Re: [Python-Dev] str.count is slow

2006-02-27 Thread Greg Ewing
Fredrik Lundh wrote:

 moving to (basic) C++ might also be a good idea (in 3.0, perhaps).  is any-
 one still stuck with pure C89 these days ?

Some of us actually *prefer* working with plain C
when we have a choice, and don't consider ourselves
stuck with it.

My personal goal in life right now is to stay as
far away from C++ as I can get.
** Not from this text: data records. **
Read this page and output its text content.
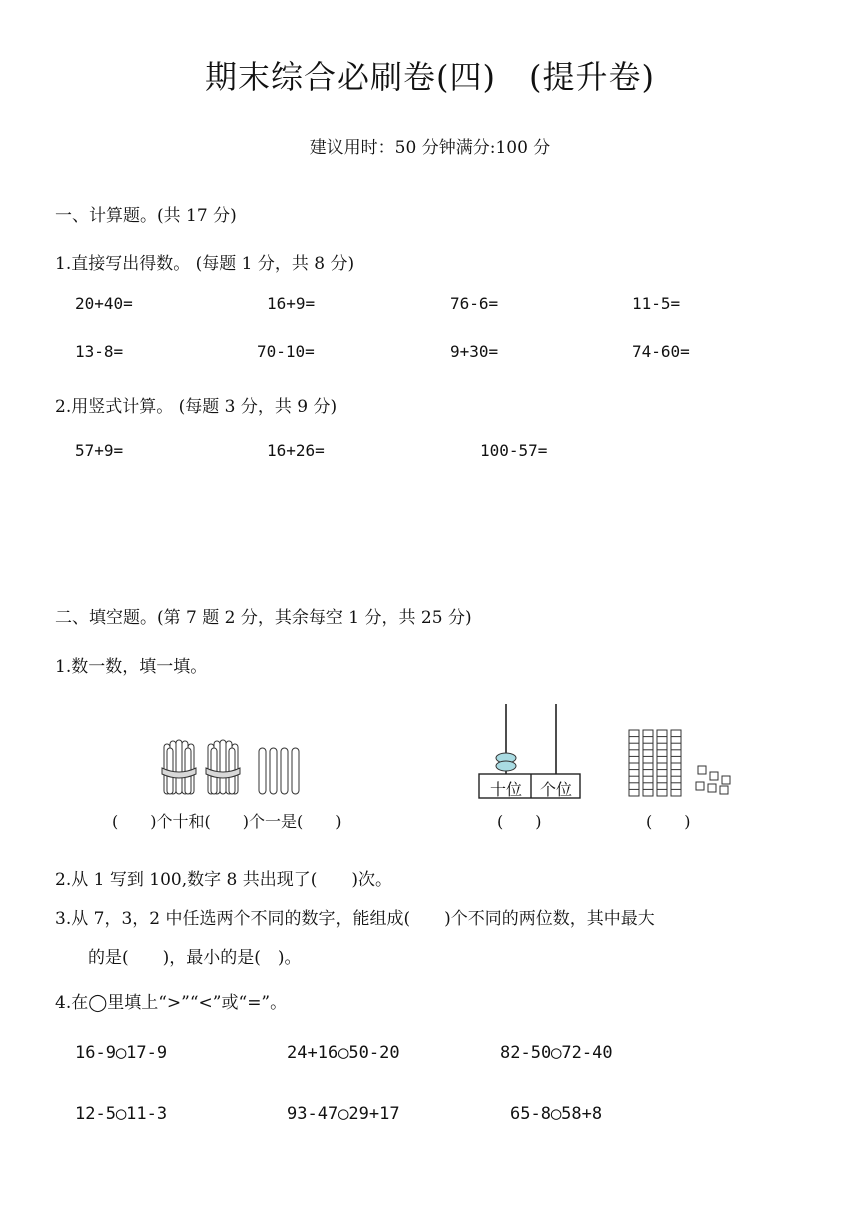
期末综合必刷卷(四)　(提升卷)
建议用时：50 分钟满分:100 分
一、计算题。(共 17 分)
1.直接写出得数。 (每题 1 分，共 8 分)
20+40=	16+9=	76-6=	11-5=
13-8=	70-10=	9+30=	74-60=
2.用竖式计算。 (每题 3 分，共 9 分)
57+9=	16+26=	100-57=
二、填空题。(第 7 题 2 分，其余每空 1 分，共 25 分)
1.数一数，填一填。
十位	个位
(　　)个十和(　　)个一是(　　)	(　　)	(　　)
2.从 1 写到 100,数字 8 共出现了(　　)次。
3.从 7，3，2 中任选两个不同的数字，能组成(　　)个不同的两位数，其中最大
的是(　　)，最小的是(　)。
4.在◯里填上“>”“<”或“=”。
16-9◯17-9	24+16◯50-20	82-50◯72-40
12-5◯11-3	93-47◯29+17	65-8◯58+8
If CPython becomes
C++-based (C++Python?) I will find it quite
distressing, because my most favourite language will
then be built on top of my least favourite language.

Greg
___
Python-Dev mailing list
Python-Dev@python.org
http://mail.python.org/mailman/listinfo/python-dev
Unsubscribe: 
http://mail.python.org/mailman/options/python-dev/archive%40mail-archive.com


Re: [Python-Dev] str.count is slow

2006-02-27 Thread Fredrik Lundh
Greg Ewing wrote:

 Fredrik Lundh wrote:

  moving to (basic) C++ might also be a good idea (in 3.0, perhaps).  is any-
  one still stuck with pure C89 these days ?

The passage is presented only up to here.